Nahost-Konflikt: "So kann es nicht ewig weitergehen"

Ohnmacht: Eine Palästinenserin im Gazastreifen verliert das Bewusstsein, als sie vom Tod ihrer Schwester erfährt.
Israels Oppositionschef Herzog bittet um internationale Unterstützung im Kampf gegen Terror.

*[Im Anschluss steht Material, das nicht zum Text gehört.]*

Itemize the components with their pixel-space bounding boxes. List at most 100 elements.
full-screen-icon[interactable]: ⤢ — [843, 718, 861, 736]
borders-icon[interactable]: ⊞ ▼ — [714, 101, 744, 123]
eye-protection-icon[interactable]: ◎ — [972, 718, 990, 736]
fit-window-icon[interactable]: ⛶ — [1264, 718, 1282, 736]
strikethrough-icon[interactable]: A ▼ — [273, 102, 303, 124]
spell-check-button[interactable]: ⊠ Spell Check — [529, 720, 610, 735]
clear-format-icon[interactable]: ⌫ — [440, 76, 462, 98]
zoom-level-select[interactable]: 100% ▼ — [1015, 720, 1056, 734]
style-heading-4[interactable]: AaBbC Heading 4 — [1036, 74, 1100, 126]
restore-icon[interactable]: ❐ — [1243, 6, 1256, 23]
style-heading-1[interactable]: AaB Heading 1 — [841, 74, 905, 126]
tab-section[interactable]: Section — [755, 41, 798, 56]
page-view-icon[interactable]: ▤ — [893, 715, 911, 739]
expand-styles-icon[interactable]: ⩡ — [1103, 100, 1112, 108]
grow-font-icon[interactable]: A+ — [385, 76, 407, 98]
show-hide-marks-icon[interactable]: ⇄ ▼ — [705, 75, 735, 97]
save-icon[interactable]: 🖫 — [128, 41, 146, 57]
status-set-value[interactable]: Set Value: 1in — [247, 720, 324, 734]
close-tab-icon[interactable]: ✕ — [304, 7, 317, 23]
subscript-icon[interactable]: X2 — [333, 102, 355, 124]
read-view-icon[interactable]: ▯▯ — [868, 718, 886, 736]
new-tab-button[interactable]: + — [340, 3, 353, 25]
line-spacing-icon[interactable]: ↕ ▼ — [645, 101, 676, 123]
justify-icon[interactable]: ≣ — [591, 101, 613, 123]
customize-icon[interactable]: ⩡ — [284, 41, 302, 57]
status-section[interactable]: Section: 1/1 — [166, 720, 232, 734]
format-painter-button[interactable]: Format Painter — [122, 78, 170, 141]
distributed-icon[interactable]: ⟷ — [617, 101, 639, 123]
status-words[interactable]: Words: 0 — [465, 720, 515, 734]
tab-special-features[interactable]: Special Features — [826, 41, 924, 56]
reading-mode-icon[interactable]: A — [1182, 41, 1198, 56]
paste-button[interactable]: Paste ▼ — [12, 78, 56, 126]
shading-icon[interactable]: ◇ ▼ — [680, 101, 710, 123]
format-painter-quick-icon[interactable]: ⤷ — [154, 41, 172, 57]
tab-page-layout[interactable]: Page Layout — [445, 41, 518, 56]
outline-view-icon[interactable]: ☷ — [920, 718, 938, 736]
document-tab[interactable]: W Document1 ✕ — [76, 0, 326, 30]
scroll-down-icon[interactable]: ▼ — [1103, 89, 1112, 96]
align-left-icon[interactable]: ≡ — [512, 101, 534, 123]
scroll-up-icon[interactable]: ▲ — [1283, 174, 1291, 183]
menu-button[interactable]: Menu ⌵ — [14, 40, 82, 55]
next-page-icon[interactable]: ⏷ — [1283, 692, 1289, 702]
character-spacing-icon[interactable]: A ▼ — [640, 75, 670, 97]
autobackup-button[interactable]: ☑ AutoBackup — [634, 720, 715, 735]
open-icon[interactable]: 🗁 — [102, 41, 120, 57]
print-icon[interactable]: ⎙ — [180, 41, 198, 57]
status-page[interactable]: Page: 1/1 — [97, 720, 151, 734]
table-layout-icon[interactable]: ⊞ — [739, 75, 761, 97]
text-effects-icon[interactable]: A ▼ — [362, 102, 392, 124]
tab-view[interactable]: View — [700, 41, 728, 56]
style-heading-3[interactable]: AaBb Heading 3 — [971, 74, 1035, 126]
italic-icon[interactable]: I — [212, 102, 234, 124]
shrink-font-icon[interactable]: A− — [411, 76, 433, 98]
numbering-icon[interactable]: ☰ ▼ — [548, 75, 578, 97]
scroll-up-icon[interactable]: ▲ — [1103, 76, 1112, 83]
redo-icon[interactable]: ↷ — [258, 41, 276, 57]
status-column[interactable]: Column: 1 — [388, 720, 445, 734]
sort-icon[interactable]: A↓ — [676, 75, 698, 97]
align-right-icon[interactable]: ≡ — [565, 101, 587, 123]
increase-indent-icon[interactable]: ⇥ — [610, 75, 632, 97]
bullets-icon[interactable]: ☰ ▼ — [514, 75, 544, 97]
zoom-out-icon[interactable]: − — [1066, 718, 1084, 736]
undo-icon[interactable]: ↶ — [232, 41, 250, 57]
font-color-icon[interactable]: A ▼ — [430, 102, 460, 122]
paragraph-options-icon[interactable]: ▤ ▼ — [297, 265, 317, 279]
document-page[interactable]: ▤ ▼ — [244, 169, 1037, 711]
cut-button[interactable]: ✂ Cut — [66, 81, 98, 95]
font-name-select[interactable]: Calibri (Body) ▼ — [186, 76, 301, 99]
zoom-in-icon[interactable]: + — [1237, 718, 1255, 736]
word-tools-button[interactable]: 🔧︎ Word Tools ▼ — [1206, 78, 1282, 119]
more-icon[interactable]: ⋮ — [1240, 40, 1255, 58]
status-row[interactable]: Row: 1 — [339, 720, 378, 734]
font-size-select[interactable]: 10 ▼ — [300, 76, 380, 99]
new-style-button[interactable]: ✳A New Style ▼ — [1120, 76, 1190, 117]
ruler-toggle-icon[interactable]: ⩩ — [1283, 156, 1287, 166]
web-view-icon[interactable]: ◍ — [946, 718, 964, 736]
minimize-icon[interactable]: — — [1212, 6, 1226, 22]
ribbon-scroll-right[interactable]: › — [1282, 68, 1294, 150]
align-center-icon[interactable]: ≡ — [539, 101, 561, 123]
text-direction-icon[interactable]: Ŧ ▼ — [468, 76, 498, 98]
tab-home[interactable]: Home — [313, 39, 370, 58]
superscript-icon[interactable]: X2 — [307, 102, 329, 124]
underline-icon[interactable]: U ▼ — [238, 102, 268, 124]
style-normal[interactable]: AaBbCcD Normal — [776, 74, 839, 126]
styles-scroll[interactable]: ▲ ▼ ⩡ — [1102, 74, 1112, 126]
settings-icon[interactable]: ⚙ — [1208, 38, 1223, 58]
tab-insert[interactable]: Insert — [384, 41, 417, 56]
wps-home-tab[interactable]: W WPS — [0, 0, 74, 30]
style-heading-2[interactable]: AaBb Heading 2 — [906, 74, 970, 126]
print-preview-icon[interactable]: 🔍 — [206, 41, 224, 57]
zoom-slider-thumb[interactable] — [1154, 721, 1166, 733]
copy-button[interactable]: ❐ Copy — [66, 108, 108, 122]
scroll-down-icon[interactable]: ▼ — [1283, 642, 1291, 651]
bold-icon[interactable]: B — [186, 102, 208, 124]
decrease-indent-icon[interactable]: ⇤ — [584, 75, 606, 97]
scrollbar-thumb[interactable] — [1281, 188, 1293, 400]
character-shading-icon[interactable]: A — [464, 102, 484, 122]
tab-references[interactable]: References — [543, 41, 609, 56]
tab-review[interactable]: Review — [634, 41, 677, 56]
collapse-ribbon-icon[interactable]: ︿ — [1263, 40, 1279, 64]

Der junge Israeli Hadar Goldin wurde Sonntagnachmittag unter großer Anteilnahme auf einem Militärfriedhof bei Tel Aviv beerdigt. Der Sarg beinhaltete laut ORF-Reporter allerdings nur die blutverschmierte Kleidung des Soldaten, die Leiche sei weiterhin unauffindbar. Die genauen Todesumstände des 23-Jährigen sind nämlich nach wie vor ungeklärt: Die Hamas bestreitet vehement, Goldin entführt zu haben; eine israelische Armeesprecherin bekräftigte am Sonntag hingegen erneut, Goldin sei ursprünglich von militanten Palästinensern verschleppt worden. Israel zufolge ereignete sich der Vorfall am Freitag, eineinhalb Stunden nach Beginn einer Feuerpause, die Israel damit dann auch für obsolet erklärte.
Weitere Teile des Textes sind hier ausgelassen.